Both steps are done using the Robust adaptive Metropolis algorithm with coerced acceptance rate (Vihola 2012, Statistics and Computing, 22, pp 997-1008) using a multivariate normal proposal distribution and a target acceptance rate of 0.4. Step 1 is done in parallel for each object on the GPU, while the proposals for Step 2 are generated on the CPU, but the calculations are performed on the GPU.
There are three main classes in CUDAHM:
DataAugmentation- This class controls the calculations involving the characteristics.
PopulationPar- This class controls the calculations involving the parent population parameters.
GibbsSampler- This class runs the MCMC sampler.
The simplest use case involves only instantiating the
GibbsSampler class, since this will internally construct a
PopulationPar object. However, if one wants to subclass the
PopulationPar classes then pointers to the instances of these classes must be provided to the
GibbsSampler constructor. In general this is only needed if one wants to override the default methods for setting the initial values, or if one wants to override the default prior on the parent population parameters (which is an uninformative uniform distribution).
There are two functions that the user must provide: a function that compute the logarithm of the probability density of the measurements given the characteristics for each object in the sample, and a function that computes the logarithm of the probability density of the characteristics given the parent population parameters. These functions live on the GPU and must be written in CUDA. The file
cudahm_blueprint.cu under the
cudahm directory contains a blueprint with documentation that the user may use when constructing their own MCMC sampler. In addition, the following examples provide additional guidance:
normnorm: A simple model where the measurements for each object are assumed to be drawn from 3-dimensional normal distribution with known covariance matrix and unknown mean vectors. The unknown mean vectors are themselves drawn from a 3-dimensional normal distribution with unknown mean vector and known covariance matrix.
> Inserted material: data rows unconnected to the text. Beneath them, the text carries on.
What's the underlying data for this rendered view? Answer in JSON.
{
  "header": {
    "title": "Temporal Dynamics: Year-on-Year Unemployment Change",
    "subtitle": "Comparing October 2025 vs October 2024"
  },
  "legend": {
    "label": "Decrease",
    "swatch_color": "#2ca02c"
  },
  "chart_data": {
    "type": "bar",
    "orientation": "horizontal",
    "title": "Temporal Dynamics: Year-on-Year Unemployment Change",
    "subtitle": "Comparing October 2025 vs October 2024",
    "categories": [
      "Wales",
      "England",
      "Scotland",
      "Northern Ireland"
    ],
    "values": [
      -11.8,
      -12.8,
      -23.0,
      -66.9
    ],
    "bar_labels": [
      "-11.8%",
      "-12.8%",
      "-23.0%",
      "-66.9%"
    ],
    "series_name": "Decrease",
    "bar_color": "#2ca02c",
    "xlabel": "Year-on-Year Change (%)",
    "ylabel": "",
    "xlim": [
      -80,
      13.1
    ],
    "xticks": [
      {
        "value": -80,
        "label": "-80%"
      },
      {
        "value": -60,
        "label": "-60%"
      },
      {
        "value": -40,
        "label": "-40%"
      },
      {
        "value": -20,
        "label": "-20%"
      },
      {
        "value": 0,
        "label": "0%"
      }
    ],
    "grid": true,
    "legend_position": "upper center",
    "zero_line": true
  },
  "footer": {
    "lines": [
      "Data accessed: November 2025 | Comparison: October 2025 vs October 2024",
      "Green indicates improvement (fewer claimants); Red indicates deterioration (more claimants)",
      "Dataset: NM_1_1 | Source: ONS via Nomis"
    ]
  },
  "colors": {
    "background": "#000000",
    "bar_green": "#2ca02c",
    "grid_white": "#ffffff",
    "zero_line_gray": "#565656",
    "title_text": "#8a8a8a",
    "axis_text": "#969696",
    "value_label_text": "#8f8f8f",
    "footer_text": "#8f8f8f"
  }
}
The MCMC sampler provides samples of the unknown mean vectors for each object in the sample and for the parent population mean.
dusthm: A more realistic model where the measurements for each object in the sample are a 5-dimensional vector drawn from a normal distribution with known diagonal covariance matrix. The 5-dimensional mean vector for each obect is a nonlinear function of three unknown characteristics. The parent population for the characteristics is assumed to be a 3-dimensional Student's t distribution with unknown mean and scale matrix. In this example both the
PopulationParclass are subclassed in order to override their default methods for setting the initial values of the parameters, and to override the default prior on the parameters of the parent population.
In progress. For now probably the easiest thing is to just use the NVIDIA Nsight IDE that comes with CUDA to build the code. Once you build the code we recommend that you run the unit tests under the
tests directory. Note that you will need to build the code in seperate compilation mode.
CUDAHM depends on the following libraries:
CUDA(at least v5.0)
In order to use
CUDAHM you will need a NVIDIA GPU of CUDA compute capability 2.0 or higher.